Data Science Jumpstart with 10 Projects Transcripts
Chapter: Project 7: Working with Movie Review Text Data in Pandas
Lecture: Predicting Values with XGBoost and Pandas
Login or
purchase this course
to watch this video and the rest of the course contents.
0:00
In this section I'm going to show you if you had a new review, how would you make a prediction for it?
0:05
Okay, so let's make a review here. I'm going to say xnew. This is a data frame. It has some review text in it.
0:12
What am I going to do? I'm going to pull out the text. I'm going to call my removeStop. I'm going to stick that into my vectorizer.
0:19
And I'm just going to call transform. And then I'm going to stick that into a data frame. And that should give me my xnew.
0:27
Let's run that. There is my xnew. So I've got three reviews. I hated this movie. This was the best movie.
0:35
I think I know how I felt about this movie. Both good, but weird parts.
0:40
Okay, so let's make a prediction. And to make a prediction, all we have to do is take our data frame and call predict on it on that XGB model.
0:47
And so this says that the first one was zero. I hated this movie, so that's a negative review. Next one was best movie. It got a one positive review.
0:56
This one says I think I know how I felt. Both good, but weird parts. And this said that that is a positive review.
1:04
One of the cool things about this is we can say predict probability. This is the probability that something is positive or negative.
1:10
So the first one, this is the negative column right here.

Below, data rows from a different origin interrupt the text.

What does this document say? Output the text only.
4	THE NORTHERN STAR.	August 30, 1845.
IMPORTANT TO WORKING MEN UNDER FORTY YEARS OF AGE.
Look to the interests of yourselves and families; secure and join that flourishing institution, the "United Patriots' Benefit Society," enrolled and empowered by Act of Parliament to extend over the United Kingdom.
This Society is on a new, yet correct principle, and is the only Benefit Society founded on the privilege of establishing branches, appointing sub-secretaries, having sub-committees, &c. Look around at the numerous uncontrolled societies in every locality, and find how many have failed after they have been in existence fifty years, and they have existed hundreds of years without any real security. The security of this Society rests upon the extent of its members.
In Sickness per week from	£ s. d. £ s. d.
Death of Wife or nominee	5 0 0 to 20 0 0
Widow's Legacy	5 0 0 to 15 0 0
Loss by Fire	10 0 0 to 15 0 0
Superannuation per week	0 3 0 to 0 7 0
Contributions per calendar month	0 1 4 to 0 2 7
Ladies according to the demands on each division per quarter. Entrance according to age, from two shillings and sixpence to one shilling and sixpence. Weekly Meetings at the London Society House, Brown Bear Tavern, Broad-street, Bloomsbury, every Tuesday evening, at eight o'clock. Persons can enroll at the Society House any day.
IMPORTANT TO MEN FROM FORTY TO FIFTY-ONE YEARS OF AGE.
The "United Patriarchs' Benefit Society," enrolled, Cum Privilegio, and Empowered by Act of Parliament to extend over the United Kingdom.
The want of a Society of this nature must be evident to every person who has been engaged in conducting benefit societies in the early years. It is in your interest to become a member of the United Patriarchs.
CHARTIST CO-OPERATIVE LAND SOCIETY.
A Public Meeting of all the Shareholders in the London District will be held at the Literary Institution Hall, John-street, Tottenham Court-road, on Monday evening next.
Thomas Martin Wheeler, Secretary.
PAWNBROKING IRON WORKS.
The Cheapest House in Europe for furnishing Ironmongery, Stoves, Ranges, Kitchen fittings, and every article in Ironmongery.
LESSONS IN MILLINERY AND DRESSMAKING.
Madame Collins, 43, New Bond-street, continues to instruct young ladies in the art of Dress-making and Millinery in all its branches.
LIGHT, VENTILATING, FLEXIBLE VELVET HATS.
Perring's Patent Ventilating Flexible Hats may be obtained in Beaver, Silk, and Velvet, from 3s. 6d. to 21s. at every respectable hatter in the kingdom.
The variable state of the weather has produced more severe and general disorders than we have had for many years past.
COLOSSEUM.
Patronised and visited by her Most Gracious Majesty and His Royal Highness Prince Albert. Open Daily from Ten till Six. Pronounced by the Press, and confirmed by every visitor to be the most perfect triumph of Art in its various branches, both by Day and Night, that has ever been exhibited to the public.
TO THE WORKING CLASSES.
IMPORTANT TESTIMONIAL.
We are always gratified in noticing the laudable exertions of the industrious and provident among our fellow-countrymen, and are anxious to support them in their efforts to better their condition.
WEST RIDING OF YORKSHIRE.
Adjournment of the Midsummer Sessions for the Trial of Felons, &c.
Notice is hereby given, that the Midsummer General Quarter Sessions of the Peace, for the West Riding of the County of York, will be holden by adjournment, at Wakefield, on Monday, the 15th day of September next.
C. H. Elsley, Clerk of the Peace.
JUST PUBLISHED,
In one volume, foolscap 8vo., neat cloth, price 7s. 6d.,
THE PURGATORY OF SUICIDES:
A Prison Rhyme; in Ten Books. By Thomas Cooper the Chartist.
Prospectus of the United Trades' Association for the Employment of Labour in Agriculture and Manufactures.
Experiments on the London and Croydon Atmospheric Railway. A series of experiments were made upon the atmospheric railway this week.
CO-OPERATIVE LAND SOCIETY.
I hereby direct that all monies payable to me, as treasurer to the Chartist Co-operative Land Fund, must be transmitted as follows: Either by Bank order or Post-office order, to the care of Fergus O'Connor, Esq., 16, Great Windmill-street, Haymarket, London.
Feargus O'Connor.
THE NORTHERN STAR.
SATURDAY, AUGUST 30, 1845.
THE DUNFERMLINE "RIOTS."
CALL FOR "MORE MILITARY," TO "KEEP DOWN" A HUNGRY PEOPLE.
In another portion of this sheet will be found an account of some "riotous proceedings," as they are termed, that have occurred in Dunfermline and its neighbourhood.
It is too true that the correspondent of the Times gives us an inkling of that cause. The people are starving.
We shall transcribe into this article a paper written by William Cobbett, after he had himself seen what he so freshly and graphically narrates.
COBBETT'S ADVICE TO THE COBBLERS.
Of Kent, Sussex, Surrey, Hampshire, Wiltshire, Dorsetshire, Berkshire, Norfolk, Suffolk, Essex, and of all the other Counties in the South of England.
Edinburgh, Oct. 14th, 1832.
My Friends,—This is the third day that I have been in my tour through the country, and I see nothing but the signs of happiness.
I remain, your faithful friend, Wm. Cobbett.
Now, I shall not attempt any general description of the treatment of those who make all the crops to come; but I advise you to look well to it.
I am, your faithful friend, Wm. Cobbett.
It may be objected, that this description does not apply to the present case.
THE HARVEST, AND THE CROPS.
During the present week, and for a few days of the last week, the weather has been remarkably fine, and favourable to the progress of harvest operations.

And this is the positive column. So this is 90% negative.
1:17
This next one is 71% positive. And this one here is 54% positive. How do I know that the left side is negative and the right side is positive?
1:27
Because remember we're predicting whether something is positive in our Y.
1:31
And so in this case here are our classes. False here corresponds to this column here, and true corresponds to the right column over there.